Scripture Reading: Acts 17:27-28
Have you ever been outside in the summer, with the sun blazing down and an eyefull of bright light washing your day in glory? What happens when you walk inside? You are instantly blinded, stumbling around, running into things, and feeling helpless. It takes a while before you are able to adjust to the indoor lighting and find what you needed.
That is the pattern of my story, in a way. I was born into a cozy Christian home, homeschooled, brought up in church, and drenched in good stuff. Even as a young girl I took both an intellectual and a heart interest in spirituality and the presence of God among us. That was the blazing glory of the light on a sunlit day. That fire carried on for a long time, into college.
But after a while, I began to question things. After some sort of emotionally traumatizing things happened in college, I began to wonder why I had never encountered some of the difficult questions. I began to doubt that my faith, or even my religion, was big enough to answer all of the large, imminent questions that I was asking of it. I felt that the “rose-colored glasses” had been stripped off, and that the thing I had spent so much of my life pursuing was, perhaps, a misunderstanding. “Why is it so hard? Why do I only hear the cookie-cutter responses to the real answers I need about the way the world works? Why does God seem so small?”
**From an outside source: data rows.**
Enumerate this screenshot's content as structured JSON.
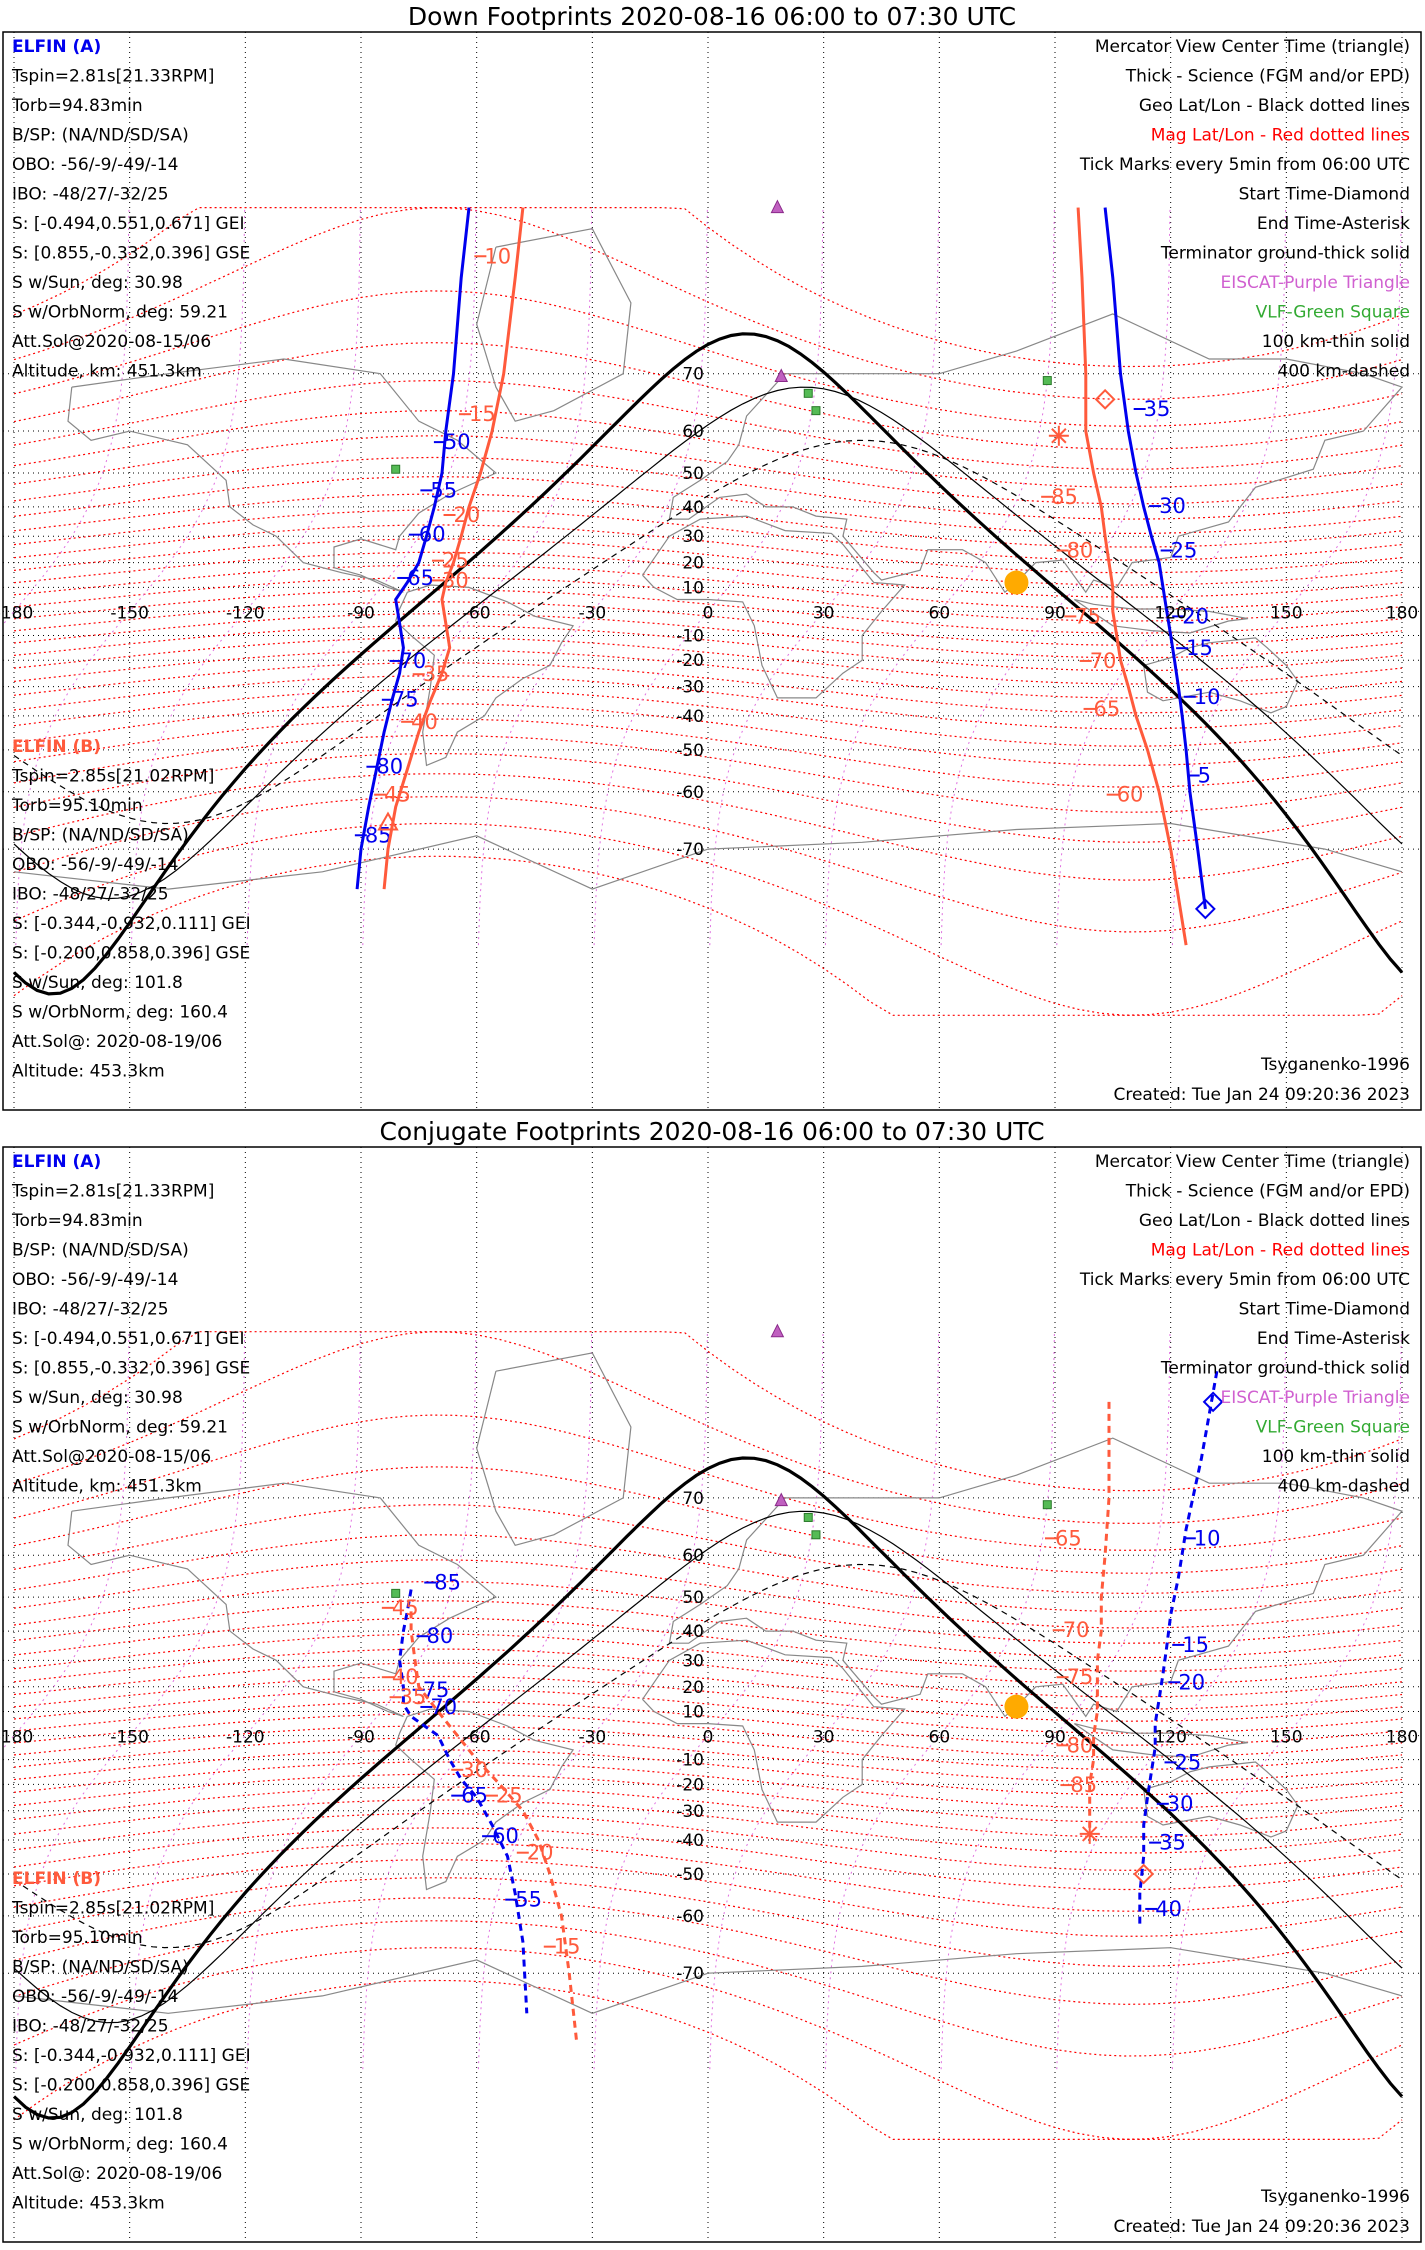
{
  "colors": {
    "elfin_a": "#0000ee",
    "elfin_b": "#ff5a3c",
    "mag_grid": "#ff0000",
    "geo_grid": "#000000",
    "eiscat": "#c060c0",
    "vlf": "#33aa33",
    "vlf_fill": "#55bb55",
    "sun": "#ffaa00",
    "coast": "#888888",
    "terminator": "#000000"
  },
  "legend": {
    "line1": "Mercator View Center Time (triangle)",
    "line2": "Thick - Science (FGM and/or EPD)",
    "line3": "Geo Lat/Lon - Black dotted lines",
    "line4": "Mag Lat/Lon - Red dotted lines",
    "line5": "Tick Marks every 5min from 06:00 UTC",
    "line6": "Start Time-Diamond",
    "line7": "End Time-Asterisk",
    "line8": "Terminator ground-thick solid",
    "line9": "EISCAT-Purple Triangle",
    "line10": "VLF-Green Square",
    "line11": "100 km-thin solid",
    "line12": "400 km-dashed"
  },
  "elfin_a": {
    "name": "ELFIN (A)",
    "tspin": "Tspin=2.81s[21.33RPM]",
    "torb": "Torb=94.83min",
    "bsp": "B/SP: (NA/ND/SD/SA)",
    "obo": "OBO: -56/-9/-49/-14",
    "ibo": "IBO: -48/27/-32/25",
    "s_gei": "S: [-0.494,0.551,0.671] GEI",
    "s_gse": "S: [0.855,-0.332,0.396] GSE",
    "s_sun": "S w/Sun, deg: 30.98",
    "s_orb": "S w/OrbNorm, deg: 59.21",
    "att": "Att.Sol@2020-08-15/06",
    "alt": "Altitude, km: 451.3km"
  },
  "elfin_b": {
    "name": "ELFIN (B)",
    "tspin": "Tspin=2.85s[21.02RPM]",
    "torb": "Torb=95.10min",
    "bsp": "B/SP: (NA/ND/SD/SA)",
    "obo": "OBO: -56/-9/-49/-14",
    "ibo": "IBO: -48/27/-32/25",
    "s_gei": "S: [-0.344,-0.932,0.111] GEI",
    "s_gse": "S: [-0.200,0.858,0.396] GSE",
    "s_sun": "S w/Sun, deg: 101.8",
    "s_orb": "S w/OrbNorm, deg: 160.4",
    "att": "Att.Sol@: 2020-08-19/06",
    "alt": "Altitude: 453.3km"
  },
  "footer": {
    "model": "Tsyganenko-1996",
    "created": "Created: Tue Jan 24 09:20:36 2023"
  },
  "axes": {
    "lon_ticks": [
      -180,
      -150,
      -120,
      -90,
      -60,
      -30,
      0,
      30,
      60,
      90,
      120,
      150,
      180
    ],
    "lat_ticks": [
      70,
      60,
      50,
      40,
      30,
      20,
      10,
      -10,
      -20,
      -30,
      -40,
      -50,
      -60,
      -70
    ],
    "lon_labels": [
      "-180",
      "-150",
      "-120",
      "-90",
      "-60",
      "-30",
      "0",
      "30",
      "60",
      "90",
      "120",
      "150",
      "180"
    ],
    "lat_labels": [
      "70",
      "60",
      "50",
      "40",
      "30",
      "20",
      "10",
      "-10",
      "-20",
      "-30",
      "-40",
      "-50",
      "-60",
      "-70"
    ]
  },
  "sun": {
    "lon": 80,
    "lat": 12
  },
  "eiscat": [
    {
      "lon": 19,
      "lat": 69.6
    },
    {
      "lon": 18,
      "lat": 90
    }
  ],
  "vlf": [
    {
      "lon": 26,
      "lat": 67
    },
    {
      "lon": 28,
      "lat": 64
    },
    {
      "lon": 88,
      "lat": 69
    },
    {
      "lon": -81,
      "lat": 51
    }
  ],
  "panels": [
    {
      "title": "Down Footprints 2020-08-16 06:00 to 07:30 UTC",
      "track_a": {
        "points": [
          [
            -62,
            86
          ],
          [
            -64,
            80
          ],
          [
            -66,
            70
          ],
          [
            -68,
            60
          ],
          [
            -69,
            50
          ],
          [
            -71,
            40
          ],
          [
            -73,
            30
          ],
          [
            -75,
            20
          ],
          [
            -78,
            12
          ],
          [
            -81,
            5
          ],
          [
            -80,
            -5
          ],
          [
            -79,
            -15
          ],
          [
            -80,
            -25
          ],
          [
            -82,
            -35
          ],
          [
            -84,
            -45
          ],
          [
            -86,
            -55
          ],
          [
            -88,
            -63
          ],
          [
            -90,
            -70
          ],
          [
            -91,
            -75
          ]
        ],
        "labels": [
          {
            "text": "50",
            "lon": -68.5,
            "lat": 56
          },
          {
            "text": "55",
            "lon": -72,
            "lat": 43
          },
          {
            "text": "60",
            "lon": -75,
            "lat": 28
          },
          {
            "text": "65",
            "lon": -78,
            "lat": 11
          },
          {
            "text": "70",
            "lon": -80,
            "lat": -23
          },
          {
            "text": "75",
            "lon": -82,
            "lat": -37
          },
          {
            "text": "80",
            "lon": -86,
            "lat": -56
          },
          {
            "text": "85",
            "lon": -89,
            "lat": -69
          }
        ]
      },
      "track_b": {
        "points": [
          [
            -48,
            86
          ],
          [
            -50,
            80
          ],
          [
            -53,
            70
          ],
          [
            -56,
            60
          ],
          [
            -59,
            50
          ],
          [
            -62,
            40
          ],
          [
            -64,
            30
          ],
          [
            -66,
            20
          ],
          [
            -68,
            12
          ],
          [
            -69,
            5
          ],
          [
            -68,
            -5
          ],
          [
            -67,
            -15
          ],
          [
            -69,
            -25
          ],
          [
            -72,
            -35
          ],
          [
            -75,
            -45
          ],
          [
            -78,
            -55
          ],
          [
            -81,
            -63
          ],
          [
            -83,
            -70
          ],
          [
            -84,
            -75
          ]
        ],
        "labels": [
          {
            "text": "10",
            "lon": -58,
            "lat": 81
          },
          {
            "text": "15",
            "lon": -62,
            "lat": 62
          },
          {
            "text": "20",
            "lon": -66,
            "lat": 35
          },
          {
            "text": "25",
            "lon": -69,
            "lat": 18
          },
          {
            "text": "30",
            "lon": -69,
            "lat": 10
          },
          {
            "text": "35",
            "lon": -74,
            "lat": -28
          },
          {
            "text": "40",
            "lon": -77,
            "lat": -44
          },
          {
            "text": "45",
            "lon": -84,
            "lat": -62
          }
        ]
      },
      "track_c": {
        "points": [
          [
            103,
            86
          ],
          [
            105,
            80
          ],
          [
            107,
            70
          ],
          [
            109,
            60
          ],
          [
            111,
            50
          ],
          [
            113,
            40
          ],
          [
            115,
            30
          ],
          [
            117,
            20
          ],
          [
            118,
            10
          ],
          [
            119,
            0
          ],
          [
            120,
            -10
          ],
          [
            121,
            -20
          ],
          [
            122,
            -30
          ],
          [
            123,
            -40
          ],
          [
            124,
            -50
          ],
          [
            125,
            -60
          ],
          [
            127,
            -70
          ],
          [
            129,
            -77
          ]
        ],
        "labels": [
          {
            "text": "35",
            "lon": 113,
            "lat": 63
          },
          {
            "text": "30",
            "lon": 117,
            "lat": 38
          },
          {
            "text": "25",
            "lon": 120,
            "lat": 22
          },
          {
            "text": "20",
            "lon": 123,
            "lat": -5
          },
          {
            "text": "15",
            "lon": 124,
            "lat": -18
          },
          {
            "text": "10",
            "lon": 126,
            "lat": -36
          },
          {
            "text": "5",
            "lon": 127,
            "lat": -58
          }
        ]
      },
      "track_d": {
        "points": [
          [
            96,
            86
          ],
          [
            97,
            80
          ],
          [
            98,
            70
          ],
          [
            98,
            60
          ],
          [
            100,
            50
          ],
          [
            102,
            40
          ],
          [
            103,
            30
          ],
          [
            104,
            20
          ],
          [
            105,
            10
          ],
          [
            105,
            0
          ],
          [
            106,
            -10
          ],
          [
            107,
            -20
          ],
          [
            109,
            -30
          ],
          [
            111,
            -40
          ],
          [
            114,
            -50
          ],
          [
            117,
            -60
          ],
          [
            120,
            -70
          ],
          [
            124,
            -80
          ]
        ],
        "labels": [
          {
            "text": "85",
            "lon": 89,
            "lat": 41
          },
          {
            "text": "80",
            "lon": 93,
            "lat": 22
          },
          {
            "text": "75",
            "lon": 95,
            "lat": -5
          },
          {
            "text": "70",
            "lon": 99,
            "lat": -23
          },
          {
            "text": "65",
            "lon": 100,
            "lat": -40
          },
          {
            "text": "60",
            "lon": 106,
            "lat": -62
          }
        ]
      },
      "dashed": false
    },
    {
      "title": "Conjugate Footprints 2020-08-16 06:00 to 07:30 UTC",
      "track_a": {
        "points": [
          [
            -77,
            52
          ],
          [
            -78,
            46
          ],
          [
            -79,
            40
          ],
          [
            -80,
            30
          ],
          [
            -79,
            20
          ],
          [
            -79,
            13
          ],
          [
            -77,
            8
          ],
          [
            -70,
            0
          ],
          [
            -67,
            -10
          ],
          [
            -64,
            -18
          ],
          [
            -60,
            -25
          ],
          [
            -56,
            -35
          ],
          [
            -52,
            -45
          ],
          [
            -50,
            -55
          ],
          [
            -48,
            -65
          ],
          [
            -47,
            -75
          ]
        ],
        "labels": [
          {
            "text": "85",
            "lon": -71,
            "lat": 52
          },
          {
            "text": "80",
            "lon": -73,
            "lat": 36
          },
          {
            "text": "75",
            "lon": -74,
            "lat": 16
          },
          {
            "text": "70",
            "lon": -72,
            "lat": 9
          },
          {
            "text": "65",
            "lon": -64,
            "lat": -27
          },
          {
            "text": "60",
            "lon": -56,
            "lat": -41
          },
          {
            "text": "55",
            "lon": -50,
            "lat": -58
          }
        ]
      },
      "track_b": {
        "points": [
          [
            -77,
            46
          ],
          [
            -77,
            40
          ],
          [
            -76,
            30
          ],
          [
            -75,
            20
          ],
          [
            -70,
            10
          ],
          [
            -65,
            0
          ],
          [
            -60,
            -10
          ],
          [
            -54,
            -20
          ],
          [
            -48,
            -30
          ],
          [
            -44,
            -40
          ],
          [
            -41,
            -50
          ],
          [
            -38,
            -60
          ],
          [
            -36,
            -70
          ],
          [
            -34,
            -78
          ]
        ],
        "labels": [
          {
            "text": "45",
            "lon": -82,
            "lat": 45
          },
          {
            "text": "40",
            "lon": -82,
            "lat": 21
          },
          {
            "text": "35",
            "lon": -80,
            "lat": 13
          },
          {
            "text": "30",
            "lon": -64,
            "lat": -17
          },
          {
            "text": "25",
            "lon": -55,
            "lat": -27
          },
          {
            "text": "20",
            "lon": -47,
            "lat": -46
          },
          {
            "text": "15",
            "lon": -40,
            "lat": -67
          }
        ]
      },
      "track_c": {
        "points": [
          [
            132,
            82
          ],
          [
            128,
            75
          ],
          [
            124,
            65
          ],
          [
            122,
            55
          ],
          [
            120,
            45
          ],
          [
            119,
            35
          ],
          [
            118,
            25
          ],
          [
            117,
            15
          ],
          [
            116,
            5
          ],
          [
            116,
            -5
          ],
          [
            115,
            -15
          ],
          [
            114,
            -25
          ],
          [
            113,
            -35
          ],
          [
            113,
            -45
          ],
          [
            112,
            -55
          ],
          [
            112,
            -62
          ]
        ],
        "labels": [
          {
            "text": "10",
            "lon": 126,
            "lat": 62
          },
          {
            "text": "15",
            "lon": 123,
            "lat": 33
          },
          {
            "text": "20",
            "lon": 122,
            "lat": 19
          },
          {
            "text": "25",
            "lon": 121,
            "lat": -14
          },
          {
            "text": "30",
            "lon": 119,
            "lat": -30
          },
          {
            "text": "35",
            "lon": 117,
            "lat": -43
          },
          {
            "text": "40",
            "lon": 116,
            "lat": -60
          }
        ]
      },
      "track_d": {
        "points": [
          [
            104,
            80
          ],
          [
            104,
            70
          ],
          [
            103,
            60
          ],
          [
            102,
            50
          ],
          [
            102,
            40
          ],
          [
            101,
            30
          ],
          [
            101,
            20
          ],
          [
            101,
            10
          ],
          [
            100,
            0
          ],
          [
            100,
            -10
          ],
          [
            99,
            -20
          ],
          [
            99,
            -30
          ],
          [
            99,
            -38
          ]
        ],
        "labels": [
          {
            "text": "65",
            "lon": 90,
            "lat": 62
          },
          {
            "text": "70",
            "lon": 92,
            "lat": 38
          },
          {
            "text": "75",
            "lon": 93,
            "lat": 21
          },
          {
            "text": "80",
            "lon": 93,
            "lat": -7
          },
          {
            "text": "85",
            "lon": 94,
            "lat": -23
          }
        ]
      },
      "dashed": true
    }
  ]
}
In the midst of this time I was experiencing incredibly deep spiritual connections to myself and to the world around me, and didn’t know if Christianity was the answer. I didn’t know where to turn, and the memories of intense intimacy, that I had experienced so many times with the God of Christianity, were hard to remember in those times.
But something inside my heart held on to those moments. Something inside was just waiting to me awakened by not just truth, but love in truth. By something very real, very imminent, very big.
It actually took me a long time to heal from that doubt, but simply laughing with people, appreciating them for who they were, having empathy with the way that they experienced God–there were the small yet constant ways that God was showing me that HE is the Spirit breathing through the world. So many incredibly vital conversations with my best friend (who has turned out to be my husband, praise the Lord) showed me that there is hope, there is a future, and that God is not far from each one of us.
That’s why I’ve chosen this slightly unorthodox verse for my “life verse.” Because it reminds me that God is truly not far from each one of us. He is in the air around us, He is the love between us, He is the reason we live, and move, and have our being. From Him and to Him be all the glory for now and forever! Amen.
I groped around for a while looking for the truth. Then I gave up on it at all. And now I have come to realize that I know very, very little about Him. I don’t uderstand anything. But He has given us shreds of truth, in the bite-sizes that we can understand for the time being. But there is always more out there, and that is why I love to seek the patterns of the earth to see where He turns up. Because….He is not far from each one of us. And we are meant to find Him.